Cold, wet weather threatens potatoes in Red River Valley
With low temperatures from last week expected to linger into this week, harvest is not looking good for potato farmers, experts say.
About 20 percent of the fresh crop still is in the ground in the Red River Valley, said Ted Kreis, spokesman for the Northern Plains Potato Growers Association.
"We could easily lose 100 percent of what's still in the ground," Kreis said.
The cold and wet weather, which came in last week and seems to be sticking around for a little bit, is especially bad for potatoes, he said.
Once potatoes freeze, they're unsalvageable, Kreis said.
"They basically turn to mush in storage," he said.
And wet fields make it "nearly impossible" to get equipment in to harvest.
Some growers are done harvesting their potatoes, but others are only half done.

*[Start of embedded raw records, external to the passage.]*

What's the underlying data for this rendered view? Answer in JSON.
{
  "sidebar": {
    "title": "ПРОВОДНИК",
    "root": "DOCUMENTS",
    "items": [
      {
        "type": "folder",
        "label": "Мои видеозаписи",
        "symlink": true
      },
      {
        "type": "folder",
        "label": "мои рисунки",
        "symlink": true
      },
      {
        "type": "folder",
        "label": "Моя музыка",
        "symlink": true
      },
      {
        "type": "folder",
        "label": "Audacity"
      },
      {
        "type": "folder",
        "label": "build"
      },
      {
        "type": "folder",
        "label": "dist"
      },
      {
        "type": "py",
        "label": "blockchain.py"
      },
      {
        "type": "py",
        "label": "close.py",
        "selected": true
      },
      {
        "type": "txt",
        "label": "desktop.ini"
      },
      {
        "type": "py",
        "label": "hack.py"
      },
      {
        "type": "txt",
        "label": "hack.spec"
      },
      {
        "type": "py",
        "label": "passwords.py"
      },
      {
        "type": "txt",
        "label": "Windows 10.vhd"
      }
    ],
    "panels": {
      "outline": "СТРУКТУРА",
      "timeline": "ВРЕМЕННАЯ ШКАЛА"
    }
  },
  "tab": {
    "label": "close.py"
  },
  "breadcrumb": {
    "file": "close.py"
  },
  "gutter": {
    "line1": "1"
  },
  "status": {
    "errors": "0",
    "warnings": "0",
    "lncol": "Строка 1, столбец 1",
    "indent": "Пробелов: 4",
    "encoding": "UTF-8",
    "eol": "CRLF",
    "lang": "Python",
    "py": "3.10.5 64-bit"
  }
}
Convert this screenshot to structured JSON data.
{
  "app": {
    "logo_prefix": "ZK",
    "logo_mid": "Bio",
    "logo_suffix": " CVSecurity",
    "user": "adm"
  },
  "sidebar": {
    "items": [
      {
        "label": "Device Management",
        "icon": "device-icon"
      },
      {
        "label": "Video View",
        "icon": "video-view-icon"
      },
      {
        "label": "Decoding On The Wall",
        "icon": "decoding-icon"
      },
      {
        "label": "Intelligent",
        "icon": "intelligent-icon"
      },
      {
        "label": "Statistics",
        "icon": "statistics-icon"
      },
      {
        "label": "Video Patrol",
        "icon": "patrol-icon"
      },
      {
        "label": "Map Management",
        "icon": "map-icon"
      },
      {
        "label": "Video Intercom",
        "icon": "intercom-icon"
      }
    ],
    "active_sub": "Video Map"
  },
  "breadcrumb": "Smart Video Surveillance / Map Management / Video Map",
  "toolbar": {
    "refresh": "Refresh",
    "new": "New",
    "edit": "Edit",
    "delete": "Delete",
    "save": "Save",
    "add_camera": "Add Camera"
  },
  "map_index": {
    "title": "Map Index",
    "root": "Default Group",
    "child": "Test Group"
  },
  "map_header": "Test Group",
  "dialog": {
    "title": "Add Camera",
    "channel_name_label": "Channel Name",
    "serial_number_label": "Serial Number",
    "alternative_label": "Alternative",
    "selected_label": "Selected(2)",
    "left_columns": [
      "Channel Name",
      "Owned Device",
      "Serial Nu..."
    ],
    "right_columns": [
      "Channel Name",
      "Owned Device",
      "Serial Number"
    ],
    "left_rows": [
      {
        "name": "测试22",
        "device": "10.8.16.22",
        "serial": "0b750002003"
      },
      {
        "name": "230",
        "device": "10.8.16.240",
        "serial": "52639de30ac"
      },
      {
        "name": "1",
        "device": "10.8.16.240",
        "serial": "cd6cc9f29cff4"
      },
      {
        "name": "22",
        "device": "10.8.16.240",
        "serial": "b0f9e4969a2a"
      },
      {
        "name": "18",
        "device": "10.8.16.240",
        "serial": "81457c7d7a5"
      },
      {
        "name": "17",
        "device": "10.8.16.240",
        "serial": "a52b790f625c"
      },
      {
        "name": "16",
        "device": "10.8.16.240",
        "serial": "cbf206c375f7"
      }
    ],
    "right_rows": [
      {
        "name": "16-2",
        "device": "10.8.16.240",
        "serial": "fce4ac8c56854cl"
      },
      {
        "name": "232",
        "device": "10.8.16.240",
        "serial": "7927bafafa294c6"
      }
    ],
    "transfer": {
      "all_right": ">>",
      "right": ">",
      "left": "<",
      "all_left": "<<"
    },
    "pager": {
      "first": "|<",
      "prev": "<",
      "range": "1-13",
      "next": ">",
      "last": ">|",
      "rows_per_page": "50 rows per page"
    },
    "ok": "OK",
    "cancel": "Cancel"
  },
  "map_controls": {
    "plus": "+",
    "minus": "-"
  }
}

Bryan Folson, president of Folson Farms, said his business still has 43 percent of its crop in the ground.
And it is uncertain how harvesting them will go.
"It depends on how everything dries out," Folson said.
"We're totally reliant on the Lord God Almighty for the weather."
It looked "tough" for growers with the snow last week, Folson said.
But snow insulates the potatoes. When the snow melts, if temperatures remain cold, it could freeze potatoes.
When last week's snow melted, temperatures stayed above freezing, so Folson is hopeful that his potatoes are fine.
The resulting loss of crop would drive the prices the growers can charge up, but consumers wouldn't see much of a change at the grocery store.
"Growers will charge more, but there's a pretty big margin, so there's room for retailers to hold price," Kreis said.
Potatoes are a spot-market item, meaning their price changes from day-to-day. So it still is too early to tell for certain what will happen, Kreis said.
"We'll have to see, but I'm sure they won't get all of the potatoes out," he said.